Described by the Guardian as “the brainbox of British dance” McGregor is as much a scientist as a dance maker. His studio in East London is a research facility where his Company Wayne McGregor (formerly Random Dance) enquires the body and movement as a way of thinking, archiving and remembering. This all sounds abstract – and it is – but the actual experience as an audience member is altogether different. It is watching outrageously skilled superhuman dancers do unbelievable things with their state of the art bodies to electrifying music with an energy that crosses right into the auditorium. It feels a bit like raving while staying completely still in your seat.
 
Autobiography, Company Wayne McGregor. Photo: Andrej Uspenski

Autobiography is a word to describe a life story written by the subject itself; it is inward looking, potentially narcissistic and, in the age of social media, a form of documenting as well as shaping and editing our own existence. Not for McGregor. In his usual mad scientist approach, he dissects the word itself into auto – the self, bio – life and graphy – writing. For the self, McGregor worked with his dancers to create movement sequences from memorabilia that were of significance in his life, from old school photos to a line from a poem, a favourite movie etc. From this he created a ‘library of movement', 23 dance sequences or volumes of life.

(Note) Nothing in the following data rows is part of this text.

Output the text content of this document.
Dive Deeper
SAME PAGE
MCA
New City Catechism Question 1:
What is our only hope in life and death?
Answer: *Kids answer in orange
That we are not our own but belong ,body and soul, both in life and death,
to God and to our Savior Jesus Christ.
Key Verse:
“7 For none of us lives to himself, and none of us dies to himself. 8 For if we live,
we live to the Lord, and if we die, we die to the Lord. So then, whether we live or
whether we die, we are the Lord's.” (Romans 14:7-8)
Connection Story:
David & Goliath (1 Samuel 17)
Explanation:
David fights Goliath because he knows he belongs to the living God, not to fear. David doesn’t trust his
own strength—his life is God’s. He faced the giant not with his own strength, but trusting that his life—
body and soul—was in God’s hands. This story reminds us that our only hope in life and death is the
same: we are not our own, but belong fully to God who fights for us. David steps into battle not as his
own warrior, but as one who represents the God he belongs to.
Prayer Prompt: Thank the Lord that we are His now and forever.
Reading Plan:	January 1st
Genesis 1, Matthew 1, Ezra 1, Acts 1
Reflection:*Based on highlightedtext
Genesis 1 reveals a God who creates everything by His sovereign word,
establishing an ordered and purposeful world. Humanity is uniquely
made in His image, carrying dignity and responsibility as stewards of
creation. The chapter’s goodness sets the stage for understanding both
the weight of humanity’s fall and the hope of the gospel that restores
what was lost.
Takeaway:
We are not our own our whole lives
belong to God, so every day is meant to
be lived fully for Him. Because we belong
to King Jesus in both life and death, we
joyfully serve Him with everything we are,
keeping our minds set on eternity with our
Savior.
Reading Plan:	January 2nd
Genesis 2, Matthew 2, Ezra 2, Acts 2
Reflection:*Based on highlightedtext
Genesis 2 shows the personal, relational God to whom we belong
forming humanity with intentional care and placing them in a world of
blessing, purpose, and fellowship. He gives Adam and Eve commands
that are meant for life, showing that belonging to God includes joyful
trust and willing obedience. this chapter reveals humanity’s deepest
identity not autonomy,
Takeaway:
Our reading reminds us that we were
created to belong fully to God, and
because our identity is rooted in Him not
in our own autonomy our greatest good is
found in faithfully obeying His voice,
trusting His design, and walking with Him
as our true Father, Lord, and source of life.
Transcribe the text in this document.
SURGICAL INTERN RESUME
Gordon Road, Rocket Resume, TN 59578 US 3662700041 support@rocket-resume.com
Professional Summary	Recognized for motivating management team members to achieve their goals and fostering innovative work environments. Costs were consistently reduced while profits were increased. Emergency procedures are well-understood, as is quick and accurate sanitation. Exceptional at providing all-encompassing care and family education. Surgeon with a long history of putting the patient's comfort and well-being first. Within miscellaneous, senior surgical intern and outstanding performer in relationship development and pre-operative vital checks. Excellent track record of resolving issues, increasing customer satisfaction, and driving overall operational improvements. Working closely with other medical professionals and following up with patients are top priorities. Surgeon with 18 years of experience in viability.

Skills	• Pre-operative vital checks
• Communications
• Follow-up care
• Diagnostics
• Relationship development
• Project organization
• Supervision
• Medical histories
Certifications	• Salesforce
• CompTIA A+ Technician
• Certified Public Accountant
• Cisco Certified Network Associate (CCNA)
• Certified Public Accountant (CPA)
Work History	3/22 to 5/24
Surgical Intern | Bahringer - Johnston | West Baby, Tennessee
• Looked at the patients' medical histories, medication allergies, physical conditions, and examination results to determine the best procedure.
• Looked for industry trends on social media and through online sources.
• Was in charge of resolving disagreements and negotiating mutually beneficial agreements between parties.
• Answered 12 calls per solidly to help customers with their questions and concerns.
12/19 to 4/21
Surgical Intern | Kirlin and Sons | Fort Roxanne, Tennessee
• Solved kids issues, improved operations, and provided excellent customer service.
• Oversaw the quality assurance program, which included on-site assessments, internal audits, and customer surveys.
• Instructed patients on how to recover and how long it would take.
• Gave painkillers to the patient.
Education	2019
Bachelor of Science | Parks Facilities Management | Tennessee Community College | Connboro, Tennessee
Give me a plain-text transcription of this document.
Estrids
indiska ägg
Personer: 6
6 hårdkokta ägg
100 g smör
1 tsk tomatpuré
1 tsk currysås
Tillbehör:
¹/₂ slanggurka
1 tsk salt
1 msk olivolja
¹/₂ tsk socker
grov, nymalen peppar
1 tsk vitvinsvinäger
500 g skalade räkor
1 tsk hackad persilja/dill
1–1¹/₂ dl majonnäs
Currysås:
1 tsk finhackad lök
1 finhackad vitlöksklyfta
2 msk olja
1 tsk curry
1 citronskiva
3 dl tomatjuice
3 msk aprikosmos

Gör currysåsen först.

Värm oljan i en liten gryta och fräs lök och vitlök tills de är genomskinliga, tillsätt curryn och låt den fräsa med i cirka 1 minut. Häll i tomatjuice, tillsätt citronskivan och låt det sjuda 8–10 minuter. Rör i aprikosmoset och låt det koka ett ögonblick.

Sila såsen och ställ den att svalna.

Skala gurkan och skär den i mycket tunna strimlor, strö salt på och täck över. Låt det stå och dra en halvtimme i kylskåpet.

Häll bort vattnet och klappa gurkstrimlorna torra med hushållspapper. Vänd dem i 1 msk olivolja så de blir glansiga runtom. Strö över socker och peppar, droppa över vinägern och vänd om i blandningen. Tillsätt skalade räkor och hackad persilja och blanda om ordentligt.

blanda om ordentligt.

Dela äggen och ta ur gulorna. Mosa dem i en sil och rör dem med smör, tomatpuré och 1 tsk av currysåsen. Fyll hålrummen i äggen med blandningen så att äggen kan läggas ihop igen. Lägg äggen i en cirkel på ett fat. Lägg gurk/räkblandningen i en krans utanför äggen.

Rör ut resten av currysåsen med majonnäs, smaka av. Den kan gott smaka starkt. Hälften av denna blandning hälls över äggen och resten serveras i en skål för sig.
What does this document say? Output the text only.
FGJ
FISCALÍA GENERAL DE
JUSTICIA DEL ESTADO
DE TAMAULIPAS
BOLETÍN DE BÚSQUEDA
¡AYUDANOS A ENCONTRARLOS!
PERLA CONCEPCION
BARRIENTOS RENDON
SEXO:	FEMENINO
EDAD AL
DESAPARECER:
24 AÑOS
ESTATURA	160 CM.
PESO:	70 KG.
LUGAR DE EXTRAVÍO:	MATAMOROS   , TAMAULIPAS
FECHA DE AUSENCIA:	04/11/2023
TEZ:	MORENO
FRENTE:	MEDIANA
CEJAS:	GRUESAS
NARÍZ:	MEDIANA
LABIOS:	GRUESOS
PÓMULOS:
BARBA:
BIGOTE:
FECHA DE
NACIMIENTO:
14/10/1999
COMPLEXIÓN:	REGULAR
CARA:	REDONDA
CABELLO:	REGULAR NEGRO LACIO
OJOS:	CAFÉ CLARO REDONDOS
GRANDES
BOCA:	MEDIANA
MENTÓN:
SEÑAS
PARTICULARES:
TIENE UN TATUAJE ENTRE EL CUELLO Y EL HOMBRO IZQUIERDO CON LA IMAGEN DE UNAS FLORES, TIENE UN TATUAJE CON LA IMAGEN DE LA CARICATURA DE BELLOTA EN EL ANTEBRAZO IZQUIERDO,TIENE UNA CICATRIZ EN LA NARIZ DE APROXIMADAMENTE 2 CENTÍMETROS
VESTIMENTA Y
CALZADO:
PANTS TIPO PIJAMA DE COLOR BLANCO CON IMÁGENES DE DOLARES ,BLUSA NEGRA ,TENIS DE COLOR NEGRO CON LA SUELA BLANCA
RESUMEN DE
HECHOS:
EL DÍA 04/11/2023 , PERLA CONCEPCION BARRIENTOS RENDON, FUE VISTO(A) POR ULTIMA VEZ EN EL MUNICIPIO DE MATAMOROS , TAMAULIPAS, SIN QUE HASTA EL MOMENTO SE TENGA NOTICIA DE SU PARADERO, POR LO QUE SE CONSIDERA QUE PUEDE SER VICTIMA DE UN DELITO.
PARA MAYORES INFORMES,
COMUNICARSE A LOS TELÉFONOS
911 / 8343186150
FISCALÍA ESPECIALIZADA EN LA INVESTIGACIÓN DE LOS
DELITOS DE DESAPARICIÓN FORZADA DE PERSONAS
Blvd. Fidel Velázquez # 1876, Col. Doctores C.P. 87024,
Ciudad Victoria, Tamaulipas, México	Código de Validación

And here comes the science: in a worldwide first project to explore dance and genetics, McGregor had his genome sequenced and developed an algorithm with coder and visual artist Nick Rothwell. Every evening the algorithm will select the order of the 23 life volumes and reshuffle them to ‘write’ a brand new performance, never seen before, never to be repeated again.  This means there is no narrative arc to the piece and no control over the composition or dramaturgy. Luckily, on this night the algorithm shuffles in a way that the moods of the various sequences change frequently. Technically, to fully appreciate this piece of work, you’d have to view many different repetitions.
 
Autobiography, Company Wayne McGregor. Photo: Andrej Uspenski

Exactly how the dancers are able to basically give an unrehearsed performance, how they get their information and when is not entirely clear. Apparently even the pairings and solos are decided afresh every evening, which part will be performed by which dancer and when. This is a dizzying thought and only demands even more respect for his company of superhumans, who dance at a level that must be almost unparalleled. There is a fluidity to their hypermobile bodies that seems liquid, an exactitude and precision, a quality of movement that feels machinal, paired with an inner drive, a kind of aggression coming from within – they are just so ‘on’.
 
Autobiography, Company Wayne McGregor. Photo: Richard Davies

The staging is stripped down, almost bare apart from Ben Cullen Williams’ light installations that wouldn’t be out of place in a hip art gallery. The miraculous bodies are dressed in relaxed minimalist clothing by designer Aitor Throup (of G-Star RAW), surprisingly multifunctional pieces with a capsule approach, where shirts double as skirts tied on the waist. It looks relaxed and confident, something modern day dancers would wear in the studio for rehearsals. The pieces are also completely genderless, just as McGregors movement vocabulary is gender fluid. Nevertheless, the men are shining just that bit more in this piece, especially Louis McMiller who fills his shapes with a very individual sense of sass and Travis Clausen-Knight who shows a textbook quality in all his virtuoso steps and has a freedom of movement that can only come from pure confident skill and talent.
 
The biggest star of the evening though is electronic musician Jlin, who is just off stage live-mixing her very unique brand of hyper energy, rhythmic and aggressive sound collages. With its stripped down, rehearsal style atmosphere, blasting soundtrack and sequenced set up that frequently stops and restarts, Autobiography gives more than a nod to In the middle somewhat elevated, the 1987 William Forsyth’s masterpiece that changed the face of ballet forever. With his strong emphasis on technical virtuosity, hyperextensions and gymnastic elements, plus literally zero facial expressions, McGregor has much of a Forsyth for the 21 century.
 
Autobiography by Company Wayne McGregor is at Sadler’s Wells 26 – 28 July.